Our tiny human brains are evolved to infer intention, because for all of our existence it has been very important for us to guess what those around us are thinking and planning. If Mary gives Jane a sly sideways glance that may well mean they are plotting harm against Sally. Inferring this can give Sally a chance to form her own alliances in order to combat that harm. We’re hardwired to see everything from a me-centric perspective. Everything that happens in our lives appears to happen around us so we feel as if we’re the center of the universe.

This solipsistic view of the universe was for the most part beneficial: we steal food from our neighbor because our survival is more important than his, and we are the first to run from the leopard because our survival is more important than that of the slower members of our tribe.

A solipsistic view of the universe is, however, inconsistent with reality. The universe is vast and impersonal and non-teleological. The universe is not our own private butler, nudging us to learn lessons and making things happen for a reason. These vapid ideas are merely the consequence of the fact our brains are tiny and unsuited to grasping the impersonal immensity of reality. That would have had no evolutionary benefit whatsoever, so our brains never evolved to do it.

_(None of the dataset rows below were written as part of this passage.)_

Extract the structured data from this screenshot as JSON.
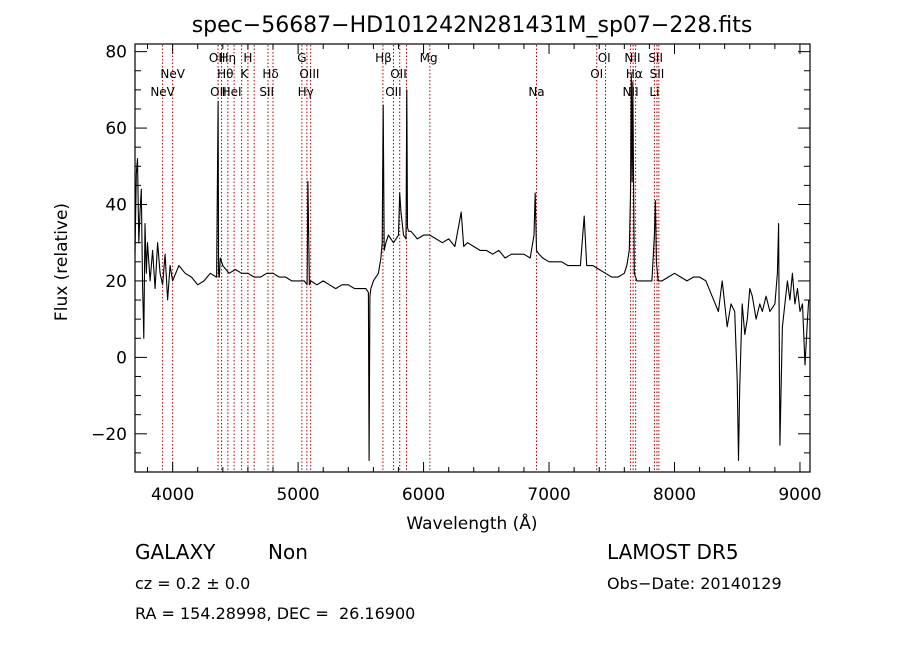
{
  "chart_data": {
    "type": "line",
    "title": "spec−56687−HD101242N281431M_sp07−228.fits",
    "xlabel": "Wavelength (Å)",
    "ylabel": "Flux (relative)",
    "xlim": [
      3700,
      9080
    ],
    "ylim": [
      -30,
      82
    ],
    "xticks": [
      4000,
      5000,
      6000,
      7000,
      8000,
      9000
    ],
    "xtick_labels": [
      "4000",
      "5000",
      "6000",
      "7000",
      "8000",
      "9000"
    ],
    "yticks": [
      0,
      20,
      40,
      60,
      80
    ],
    "ytick_labels": [
      "0",
      "20",
      "40",
      "60",
      "80"
    ],
    "yticks_negative": [
      -20
    ],
    "ytick_negative_labels": [
      "−20"
    ],
    "line_color": "#000000",
    "marker_color": "#aa0000",
    "series": [
      {
        "x": [
          3700,
          3710,
          3720,
          3730,
          3740,
          3750,
          3760,
          3770,
          3780,
          3790,
          3800,
          3820,
          3840,
          3860,
          3880,
          3900,
          3920,
          3940,
          3960,
          3980,
          4000,
          4050,
          4100,
          4150,
          4200,
          4250,
          4300,
          4350,
          4362,
          4366,
          4372,
          4380,
          4400,
          4450,
          4500,
          4550,
          4600,
          4650,
          4700,
          4750,
          4800,
          4850,
          4900,
          4950,
          5000,
          5050,
          5072,
          5078,
          5090,
          5100,
          5150,
          5200,
          5250,
          5300,
          5350,
          5400,
          5450,
          5500,
          5540,
          5560,
          5566,
          5572,
          5580,
          5600,
          5620,
          5640,
          5660,
          5670,
          5678,
          5686,
          5700,
          5720,
          5740,
          5760,
          5780,
          5800,
          5810,
          5820,
          5840,
          5860,
          5866,
          5872,
          5880,
          5900,
          5950,
          6000,
          6050,
          6100,
          6150,
          6200,
          6250,
          6300,
          6320,
          6350,
          6400,
          6450,
          6500,
          6550,
          6600,
          6650,
          6700,
          6750,
          6800,
          6850,
          6880,
          6890,
          6900,
          6920,
          6950,
          7000,
          7050,
          7100,
          7150,
          7200,
          7250,
          7280,
          7300,
          7350,
          7400,
          7450,
          7500,
          7550,
          7600,
          7620,
          7640,
          7650,
          7656,
          7662,
          7668,
          7680,
          7700,
          7720,
          7750,
          7800,
          7820,
          7840,
          7848,
          7856,
          7870,
          7900,
          7950,
          8000,
          8050,
          8100,
          8150,
          8200,
          8250,
          8300,
          8350,
          8380,
          8420,
          8450,
          8480,
          8500,
          8510,
          8520,
          8540,
          8560,
          8580,
          8600,
          8620,
          8650,
          8680,
          8700,
          8730,
          8760,
          8800,
          8820,
          8830,
          8840,
          8860,
          8880,
          8900,
          8920,
          8940,
          8960,
          8980,
          9000,
          9020,
          9040,
          9060,
          9070
        ],
        "y": [
          27,
          48,
          52,
          30,
          38,
          44,
          20,
          5,
          35,
          22,
          30,
          20,
          28,
          18,
          30,
          22,
          19,
          27,
          15,
          24,
          20,
          24,
          22,
          21,
          19,
          20,
          22,
          21,
          67,
          22,
          21,
          26,
          24,
          22,
          23,
          22,
          22,
          21,
          21,
          22,
          22,
          21,
          21,
          20,
          20,
          20,
          19,
          46,
          19,
          20,
          19,
          20,
          19,
          18,
          19,
          19,
          18,
          18,
          18,
          17,
          -27,
          16,
          18,
          20,
          21,
          22,
          26,
          30,
          66,
          28,
          30,
          32,
          31,
          30,
          31,
          32,
          43,
          38,
          32,
          31,
          70,
          34,
          33,
          33,
          31,
          32,
          32,
          31,
          30,
          31,
          29,
          38,
          29,
          30,
          29,
          28,
          28,
          27,
          28,
          26,
          27,
          27,
          27,
          26,
          32,
          43,
          28,
          27,
          26,
          25,
          25,
          25,
          24,
          24,
          24,
          37,
          24,
          24,
          23,
          22,
          21,
          21,
          22,
          24,
          28,
          44,
          74,
          46,
          72,
          22,
          20,
          20,
          20,
          20,
          20,
          32,
          41,
          25,
          20,
          20,
          21,
          22,
          21,
          20,
          21,
          21,
          20,
          16,
          12,
          20,
          8,
          14,
          12,
          -6,
          -27,
          -8,
          14,
          6,
          10,
          18,
          16,
          10,
          14,
          12,
          16,
          12,
          14,
          22,
          35,
          -23,
          8,
          14,
          20,
          15,
          22,
          14,
          18,
          12,
          14,
          -2,
          10,
          15
        ]
      }
    ],
    "line_markers": [
      {
        "label": "NeV",
        "x": 3920,
        "row": 3
      },
      {
        "label": "NeV",
        "x": 4000,
        "row": 2
      },
      {
        "label": "OII",
        "x": 4355,
        "row": 1
      },
      {
        "label": "OII",
        "x": 4365,
        "row": 3
      },
      {
        "label": "Hη",
        "x": 4440,
        "row": 1
      },
      {
        "label": "Hθ",
        "x": 4420,
        "row": 2
      },
      {
        "label": "HeI",
        "x": 4470,
        "row": 3
      },
      {
        "label": "H",
        "x": 4600,
        "row": 1
      },
      {
        "label": "K",
        "x": 4570,
        "row": 2
      },
      {
        "label": "Hδ",
        "x": 4780,
        "row": 2
      },
      {
        "label": "SII",
        "x": 4750,
        "row": 3
      },
      {
        "label": "G",
        "x": 5030,
        "row": 1
      },
      {
        "label": "OIII",
        "x": 5090,
        "row": 2
      },
      {
        "label": "Hγ",
        "x": 5060,
        "row": 3
      },
      {
        "label": "Hβ",
        "x": 5680,
        "row": 1
      },
      {
        "label": "OII",
        "x": 5800,
        "row": 2
      },
      {
        "label": "OII",
        "x": 5760,
        "row": 3
      },
      {
        "label": "Mg",
        "x": 6040,
        "row": 1
      },
      {
        "label": "Na",
        "x": 6900,
        "row": 3
      },
      {
        "label": "OI",
        "x": 7440,
        "row": 1
      },
      {
        "label": "OI",
        "x": 7380,
        "row": 2
      },
      {
        "label": "NII",
        "x": 7665,
        "row": 1
      },
      {
        "label": "Hα",
        "x": 7680,
        "row": 2
      },
      {
        "label": "NII",
        "x": 7650,
        "row": 3
      },
      {
        "label": "SII",
        "x": 7850,
        "row": 1
      },
      {
        "label": "SII",
        "x": 7860,
        "row": 2
      },
      {
        "label": "Li",
        "x": 7840,
        "row": 3
      }
    ],
    "marker_lines_x": [
      3920,
      4000,
      4362,
      4390,
      4440,
      4490,
      4550,
      4600,
      4650,
      4760,
      4800,
      5030,
      5070,
      5100,
      5676,
      5760,
      5810,
      5864,
      6050,
      6900,
      7380,
      7450,
      7650,
      7670,
      7690,
      7840,
      7860,
      7875
    ]
  },
  "info": {
    "object_class": "GALAXY",
    "subclass": "Non",
    "survey": "LAMOST DR5",
    "redshift": "cz = 0.2 ± 0.0",
    "obs_date": "Obs−Date: 20140129",
    "coords": "RA = 154.28998, DEC =  26.16900"
  }
}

We believe in “souls” because primitive people knew nothing about neuroscience and they wanted to explain the strange feeling we have that there is something “inside” our bodies that “makes us us.” Today we know the illusion of a consistent internal self is manufactured by the brain and we know how partial it is. Just as we’re unaware of the two holes in the center of our vision (where the optic nerves exit the back of the eyeball) because our brains fabricate the illusion of completeness, so too we are as individuals unaware of the many gaps in our consciousness and the fallibility of our sensory inputs. We imagine we are coherent and complete when in fact we’re an inconsistent patchwork of highly fallible sensations.

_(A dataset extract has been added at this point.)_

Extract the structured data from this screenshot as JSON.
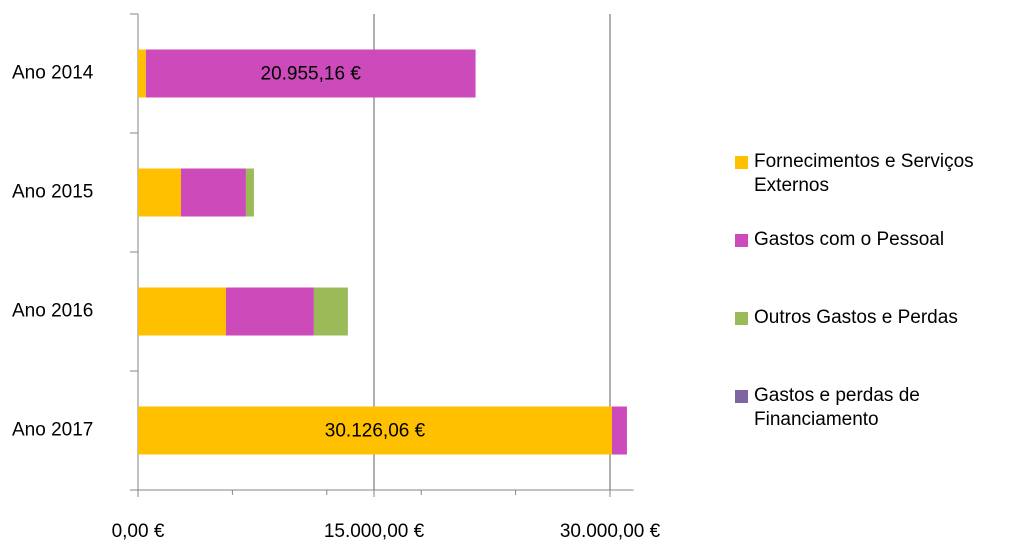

This understanding, however, would require us to go out and read scientific journals and acquire the necessary knowledge. It would also acquire us to set aside our childish preconceptions and the various myths we’ve absorbed uncritically over the years. It is far easier to believe whatever we happen to believe because belief requires no effort. And so that’s what we do. We continue to cling to our gods and ghouls, our spirits and souls, because not-reasoning is the default option for the human brain.

Unfortunately, in our modern technological world not-reasoning now has terrible consequences. Because we invariably multiply our gods and goblins we go to war with those who believe in fractionally different imaginary magical creatures. We vote for blustering incompetents because it’s easier to believe their lies than to expend the effort required to consider whether those lies are plausible or not. We believe that people with different hues of skin are better or worse than we are, and act accordingly. We believe our gods and goblins have a plan for us and we embrace that plan. And all the while our astonishing technologies amplify our folly, wreaking harm on a scale unimaginable to our ancestors who clung on to existence on the African savannah and in the primordial forests of Eurasia.

Although the human brain is very small and largely unequipped to perform reasoning tasks, it is now essential that we make the effort to attempt to reason, at least on those occasions when we’re confronted with choices that have large consequences. The work of a relatively tiny number of clever people has given us technological marvels by means of which we can do great things or do great harm. Increasingly we’re doing the latter because we’re continuing to operate as we did tens of thousands of years ago when our technologies consisted merely of flints and wooden spears.

The human race doesn’t have much time remaining in which to grow up. Our path to mental adolescence is via reasoning. Very few people have ever attempted this path but it is imperative that more of us begin the journey today for if we continue down the road of belief we most likely will end by exterminating ourselves and whatever is left around us.